Step Two: Starting This Blog
Aside from occasionally commenting on asexual blogs, this blog is the first active effort I have ever made to participate in the asexual community. I started it exactly one year after my arrival to Taiwan – to the very date – and that is not a coincidence. My first year in Taiwan was about settling into a society I had never been to before, in a region of the world (East Asia) I had never been to before. Suffice to say, I was not much interested in exploring my asexuality during that time. I had even stopped following asexuality blogs.
However, after a year, things had settled down, and I had been thinking about starting my own blogs for years. So I decided to go ahead and do it. Though this has never been strictly an ‘asexuality’ blog (I discuss whatever miscellaneous thing I want on this blog), it turns out that asexuality is something I want to blog about relatively often.
I did not know that at the time, but I started this blog at the time there was a major transition in the asexual blogosphere. It was a time when a number of major asexual bloggers quit blogging, and a number of new prominent bloggers got started. The most significant event, however, was possibly the creation of the Asexual Agenda about six months after this blog.

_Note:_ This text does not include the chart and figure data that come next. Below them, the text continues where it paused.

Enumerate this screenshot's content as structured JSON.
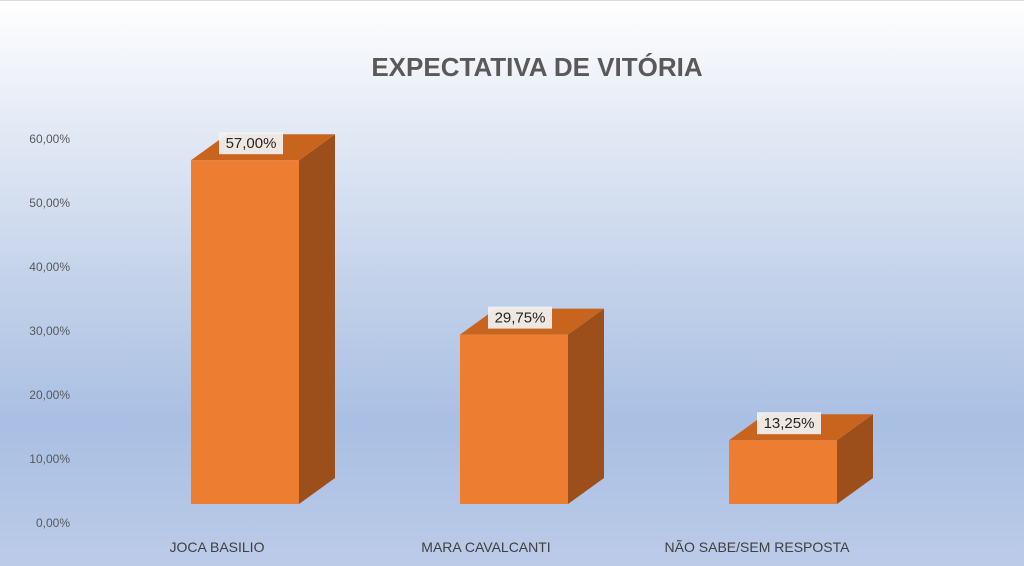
{
  "chart_data": {
    "type": "bar",
    "title": "EXPECTATIVA DE VITÓRIA",
    "categories": [
      "JOCA BASILIO",
      "MARA CAVALCANTI",
      "NÃO SABE/SEM RESPOSTA"
    ],
    "values": [
      57.0,
      29.75,
      13.25
    ],
    "data_labels": [
      "57,00%",
      "29,75%",
      "13,25%"
    ],
    "y_ticks": [
      "0,00%",
      "10,00%",
      "20,00%",
      "30,00%",
      "40,00%",
      "50,00%",
      "60,00%"
    ],
    "ylim": [
      0,
      60
    ],
    "xlabel": "",
    "ylabel": "",
    "grid": false,
    "legend": "none",
    "style": "3d-column"
  },
  "colors": {
    "bar_front": "#ed7d31",
    "bar_side": "#9c4f1b",
    "bar_top": "#c9641f",
    "label_bg": "#f2f2f2"
  }
}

However, at this time, I was living in Taiwan. At that time, Taiwan had no asexual community that I was aware of, so I was limited to interacting with the asexual community outside of Taiwan.
Then I left Taiwan.
Step Three: Meeting Asexuals Offline
One of the first things I did after I returned to the United States of America was go to the meeting of a local asexual group. Since then, I’ve become a regular at the local asexual meetup group.
What I get from offline meetups is different from what I get from online blogging. The blogosphere is where I do / receive the most critical thinking on asexuality, so the offline meetups are more about hanging out with people who happen to be ace rather than doing specifically asexual stuff. That said, I think simply doing social stuff with other asexual people has helped me bond with the asexual community in a different way that I can through asexuality blogging.
Will there be a step four? I don’t know. I guess I will find out.
My experience with face-to-face asexual meetups is similar. We rarely talk in depth about asexuality, but it’s so comfortable to be around other asexual. I’m not out in any other context, so an ace meet up is the only place where there’s no expectation that I will follow a sexual script. It’s a relief!
Yes, one of the other regulars at my local ace meet-up group says that the reason he keeps on coming is that he can hang out without explaining why he isn’t trying to get dates.